Box Shuttle became the default solution for enterprise onboarding, successfully migrating hundreds of terabytes to petabytes of data for Box’s largest clients. The scheduling UX I defined was a critical enabler of trust and predictability in these transitions.
At petabyte scale, even a seemingly “minor” UX decision — like how a status indicator or scheduling flow works — can carry billion-dollar implications for enterprise trust.
Shuttle taught me to see how small design details ripple outward into strategic adoption outcomes.
Across Box’s acquisitions I focused on creating scalable patterns and playbooks, turning integration learnings into reusable frameworks that later teams adopted.
I influenced the product roadmap by reframing acquisitions under Relay and shaping how leadership positioned AI and automation.

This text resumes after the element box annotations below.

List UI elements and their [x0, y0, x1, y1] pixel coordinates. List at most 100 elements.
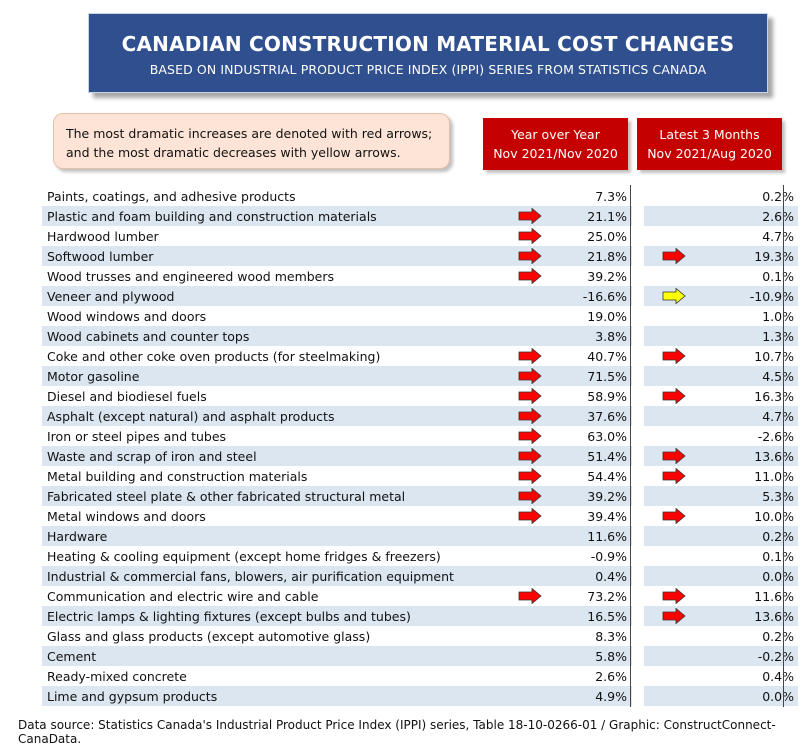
- red-arrow-icon: [518, 588, 542, 605]
- arrow-shape: [518, 348, 542, 365]
- m3-arrow-cell: [644, 206, 704, 226]
- row-label: Cement: [42, 646, 515, 666]
- m3-arrow-cell: [644, 426, 704, 446]
- arrow-shape: [518, 228, 542, 245]
- column-divider: [783, 185, 784, 707]
- arrow-shape: [518, 448, 542, 465]
- m3-value: 11.0%: [754, 468, 794, 484]
- yoy-arrow-cell: [515, 546, 545, 566]
- column-gap: [632, 326, 644, 346]
- table-row: Motor gasoline 71.5% 4.5%: [42, 366, 798, 386]
- table-body: Paints, coatings, and adhesive products 7…: [42, 186, 798, 706]
- yoy-arrow-cell: [515, 386, 545, 406]
- yoy-value: 71.5%: [545, 366, 632, 386]
- yoy-value: 21.1%: [545, 206, 632, 226]
- table-row: Coke and other coke oven products (for s…: [42, 346, 798, 366]
- yoy-value: 0.4%: [545, 566, 632, 586]
- column-gap: [632, 406, 644, 426]
- arrow-shape: [518, 508, 542, 525]
- m3-value: 0.2%: [762, 188, 794, 204]
- yoy-value: 21.8%: [545, 246, 632, 266]
- row-label: Hardwood lumber: [47, 228, 159, 244]
- row-label: Plastic and foam building and constructi…: [42, 206, 515, 226]
- table-row: Heating & cooling equipment (except home…: [42, 546, 798, 566]
- yoy-arrow-cell: [515, 186, 545, 206]
- table-row: Communication and electric wire and cabl…: [42, 586, 798, 606]
- m3-arrow-cell: [644, 346, 704, 366]
- yoy-value: 40.7%: [587, 348, 627, 364]
- yoy-arrow-cell: [515, 566, 545, 586]
- table-row: Electric lamps & lighting fixtures (exce…: [42, 606, 798, 626]
- m3-value: 0.1%: [762, 548, 794, 564]
- column-gap: [632, 666, 644, 686]
- arrow-shape: [662, 348, 686, 365]
- yoy-arrow-cell: [515, 406, 545, 426]
- yoy-value: 51.4%: [545, 446, 632, 466]
- m3-arrow-cell: [644, 286, 704, 306]
- row-label: Wood cabinets and counter tops: [42, 326, 515, 346]
- m3-arrow-cell: [644, 406, 704, 426]
- column-gap: [632, 346, 644, 366]
- m3-value: 13.6%: [704, 606, 798, 626]
- column-gap: [632, 586, 644, 606]
- m3-value: 4.7%: [762, 228, 794, 244]
- column-gap: [632, 466, 644, 486]
- m3-value: 4.7%: [704, 406, 798, 426]
- red-arrow-icon: [518, 208, 542, 225]
- m3-value: 2.6%: [704, 206, 798, 226]
- yoy-value: 54.4%: [587, 468, 627, 484]
- red-arrow-icon: [518, 248, 542, 265]
- yoy-arrow-cell: [515, 306, 545, 326]
- yoy-arrow-cell: [515, 366, 545, 386]
- column-gap: [632, 486, 644, 506]
- row-label: Diesel and biodiesel fuels: [47, 388, 207, 404]
- column-gap: [632, 306, 644, 326]
- red-arrow-icon: [662, 448, 686, 465]
- column-header-year-over-year: Year over Year Nov 2021/Nov 2020: [483, 118, 628, 170]
- table-row: Metal building and construction material…: [42, 466, 798, 486]
- row-label: Paints, coatings, and adhesive products: [47, 188, 296, 204]
- arrow-shape: [662, 248, 686, 265]
- arrow-shape: [518, 208, 542, 225]
- column-gap: [632, 246, 644, 266]
- m3-value: 13.6%: [704, 446, 798, 466]
- red-arrow-icon: [518, 228, 542, 245]
- table-row: Hardwood lumber 25.0% 4.7%: [42, 226, 798, 246]
- row-label: Wood trusses and engineered wood members: [47, 268, 335, 284]
- yoy-value: 2.6%: [595, 668, 627, 684]
- m3-value: 0.2%: [762, 628, 794, 644]
- yoy-value: 19.0%: [587, 308, 627, 324]
- m3-arrow-cell: [644, 246, 704, 266]
- m3-value: 19.3%: [704, 246, 798, 266]
- table-row: Wood cabinets and counter tops 3.8% 1.3%: [42, 326, 798, 346]
- red-arrow-icon: [662, 348, 686, 365]
- yoy-arrow-cell: [515, 286, 545, 306]
- yoy-arrow-cell: [515, 206, 545, 226]
- table-row: Veneer and plywood -16.6% -10.9%: [42, 286, 798, 306]
- arrow-shape: [518, 588, 542, 605]
- m3-value: 0.4%: [762, 668, 794, 684]
- table-row: Lime and gypsum products 4.9% 0.0%: [42, 686, 798, 706]
- table-row: Waste and scrap of iron and steel 51.4% 13…: [42, 446, 798, 466]
- data-source-note: Data source: Statistics Canada's Industr…: [18, 718, 776, 746]
- row-label: Iron or steel pipes and tubes: [47, 428, 227, 444]
- m3-value: 5.3%: [704, 486, 798, 506]
- m3-arrow-cell: [644, 666, 704, 686]
- arrow-shape: [518, 388, 542, 405]
- yoy-value: 37.6%: [545, 406, 632, 426]
- m3-value: -10.9%: [704, 286, 798, 306]
- arrow-shape: [662, 608, 686, 625]
- m3-arrow-cell: [644, 186, 704, 206]
- column-gap: [632, 266, 644, 286]
- red-arrow-icon: [518, 348, 542, 365]
- yoy-value: 39.4%: [587, 508, 627, 524]
- m3-value: 11.6%: [754, 588, 794, 604]
- column-gap: [632, 386, 644, 406]
- arrow-shape: [518, 368, 542, 385]
- yoy-arrow-cell: [515, 446, 545, 466]
- arrow-shape: [518, 268, 542, 285]
- row-label: Waste and scrap of iron and steel: [42, 446, 515, 466]
- m3-arrow-cell: [644, 366, 704, 386]
- yoy-arrow-cell: [515, 506, 545, 526]
- row-label: Hardware: [42, 526, 515, 546]
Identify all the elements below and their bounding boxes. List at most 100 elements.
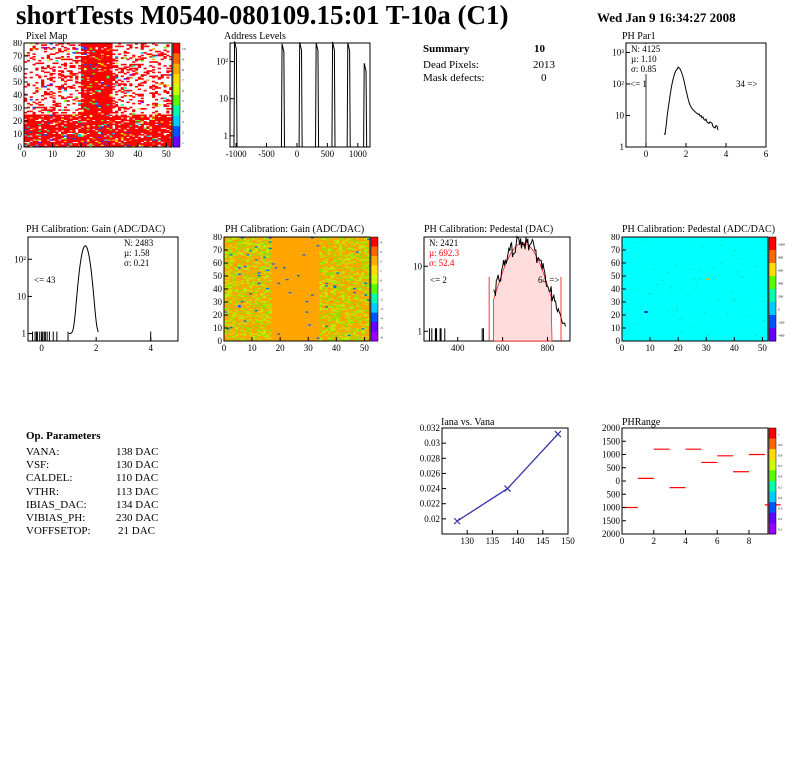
gain-map-cell — [277, 266, 281, 269]
pixel-cell — [146, 130, 150, 132]
gain-map-cell — [268, 256, 273, 259]
pixel-cell — [95, 110, 99, 113]
gain-map-cell — [263, 290, 267, 292]
gain-map-cell — [305, 257, 309, 260]
gain-map-cell — [285, 334, 289, 337]
pixel-cell — [140, 111, 144, 114]
gain-map-cell — [266, 334, 270, 337]
pixel-cell — [86, 137, 90, 140]
gain-map-cell — [299, 299, 303, 301]
pixel-cell — [78, 104, 82, 106]
pixel-cell — [86, 89, 90, 92]
x-tick-label: 30 — [105, 149, 115, 159]
pixel-cell — [78, 114, 82, 117]
pixel-cell — [109, 105, 113, 107]
pixel-cell — [98, 143, 102, 145]
gain-map-cell — [285, 278, 289, 281]
pixel-cell — [89, 98, 93, 101]
x-tick-label: 4 — [148, 343, 153, 353]
pixel-cell — [120, 143, 124, 145]
pixel-cell — [83, 79, 87, 81]
pixel-cell — [109, 48, 113, 50]
pixel-cell — [80, 57, 85, 59]
gain-map-cell — [243, 286, 247, 288]
gain-map-cell — [246, 274, 250, 277]
pixel-cell — [92, 104, 96, 106]
pixel-cell — [78, 117, 82, 119]
pixel-cell — [149, 121, 153, 123]
pixel-cell — [157, 126, 161, 128]
pixel-cell — [72, 59, 76, 62]
pixel-cell — [35, 127, 39, 130]
gain-map-cell — [224, 307, 228, 309]
gain-map-cell — [285, 260, 289, 262]
gain-map-cell — [274, 330, 278, 333]
pixel-cell — [35, 62, 39, 65]
pixel-cell — [109, 78, 113, 80]
pixel-cell — [92, 50, 96, 53]
pixel-cell — [120, 80, 124, 83]
pixel-cell — [41, 44, 45, 46]
pixel-cell — [166, 121, 170, 123]
pixel-cell — [78, 140, 82, 143]
gain-map-cell — [229, 326, 233, 329]
gain-map-cell — [254, 242, 258, 244]
gain-map-cell — [243, 317, 247, 320]
pixel-cell — [115, 144, 119, 146]
pixel-cell — [72, 111, 76, 114]
pixel-map-colorbar-segment — [173, 115, 180, 127]
gain-map-cell — [240, 322, 244, 325]
pixel-cell — [120, 87, 124, 89]
gain-map-cell — [305, 308, 309, 311]
pixel-cell — [120, 91, 124, 93]
gain-map-cell — [280, 282, 284, 285]
gain-map-cell — [277, 316, 281, 318]
pixel-cell — [149, 75, 153, 78]
pixel-cell — [78, 128, 82, 131]
pixel-cell — [46, 109, 50, 111]
gain-map-cell — [238, 276, 242, 278]
gain-map-cell — [280, 298, 284, 300]
gain-map-cell — [299, 290, 303, 292]
pixel-cell — [137, 88, 141, 91]
gain-map-cell — [299, 291, 303, 294]
pixel-cell — [92, 45, 96, 48]
pixel-cell — [32, 145, 36, 148]
gain-map-cell — [299, 238, 303, 240]
gain-map-cell — [280, 237, 284, 239]
gain-map-cell — [238, 325, 242, 327]
gain-map-cell — [271, 240, 275, 243]
gain-map-cell — [254, 282, 258, 285]
gain-map-cell — [285, 273, 289, 275]
gain-map-cell — [308, 265, 312, 268]
pixel-cell — [154, 131, 159, 133]
gain-map-cell — [252, 308, 256, 311]
gain-map-cell — [235, 285, 239, 287]
gain-map-cell — [299, 253, 303, 256]
pixel-cell — [24, 124, 28, 127]
gain-map-cell — [252, 321, 256, 324]
pixel-cell — [117, 134, 122, 136]
gain-map-cell — [274, 238, 278, 240]
gain-map-cell — [282, 281, 287, 283]
gain-map-cell — [246, 300, 250, 303]
gain-map-cell — [288, 266, 292, 269]
gain-map-cell — [240, 315, 244, 317]
pixel-cell — [143, 144, 147, 146]
pixel-cell — [61, 140, 65, 143]
gain-map-cell — [274, 252, 278, 255]
ph-gain-hist-title: PH Calibration: Gain (ADC/DAC) — [26, 224, 166, 235]
pixel-cell — [117, 131, 122, 133]
gain-map-cell — [294, 308, 298, 311]
pixel-cell — [112, 75, 116, 78]
gain-map-cell — [254, 250, 258, 252]
pixel-cell — [69, 44, 73, 46]
pixel-cell — [61, 131, 65, 133]
pixel-cell — [89, 92, 93, 94]
pixel-cell — [140, 115, 144, 118]
gain-map-cell — [285, 269, 289, 272]
pixel-cell — [160, 52, 164, 54]
pixel-cell — [41, 109, 45, 111]
pixel-cell — [100, 67, 104, 70]
pixel-cell — [103, 104, 107, 106]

I strengthened ways of working by promoting lightweight Design–PM–Engineering trios that sped up decisions, and I invested in mentorship, coaching junior designers to communicate confidently at the executive level.
Integration is about weaving product DNA into the ecosystem, not surface-level screens. Box Apps taught me that success comes from aligning with system architecture and product strategy, not just redesigning interfaces.
Scalable patterns accelerate future acquisitions. Turning metadata safeguards and content switchers into reusable playbooks meant the next integration started faster and stronger.
Onboarding and awareness drive success. DocGen showed me that even elegant flows don’t matter if entry points aren’t obvious and adoption pathways aren’t embedded.
Especially in AI, transparency and control are outcomes. Extract made clear that enterprise clients need safeguards and confidence scores as much as they need automation speed.
Creating structures that empower other teams is the true lever. When components and frameworks spread beyond my own projects, I knew the design impact was scaling.
Even minor UX choices can ripple into strategic outcomes. Shuttle proved that a detail like a scheduling flow or status indicator could influence billion-dollar migrations.
Collectively, these projects shaped Box’s Content Automation strategy and directly supported its largest Enterprise Plus clients — from migrating petabytes of content and processing tens of millions of files, to automating thousands of contracts and financial workflows. My role was not only to make these transitions seamless for end-users, but also to ensure they were strategically aligned with Box’s long-term vision for AI-driven, enterprise-grade automation.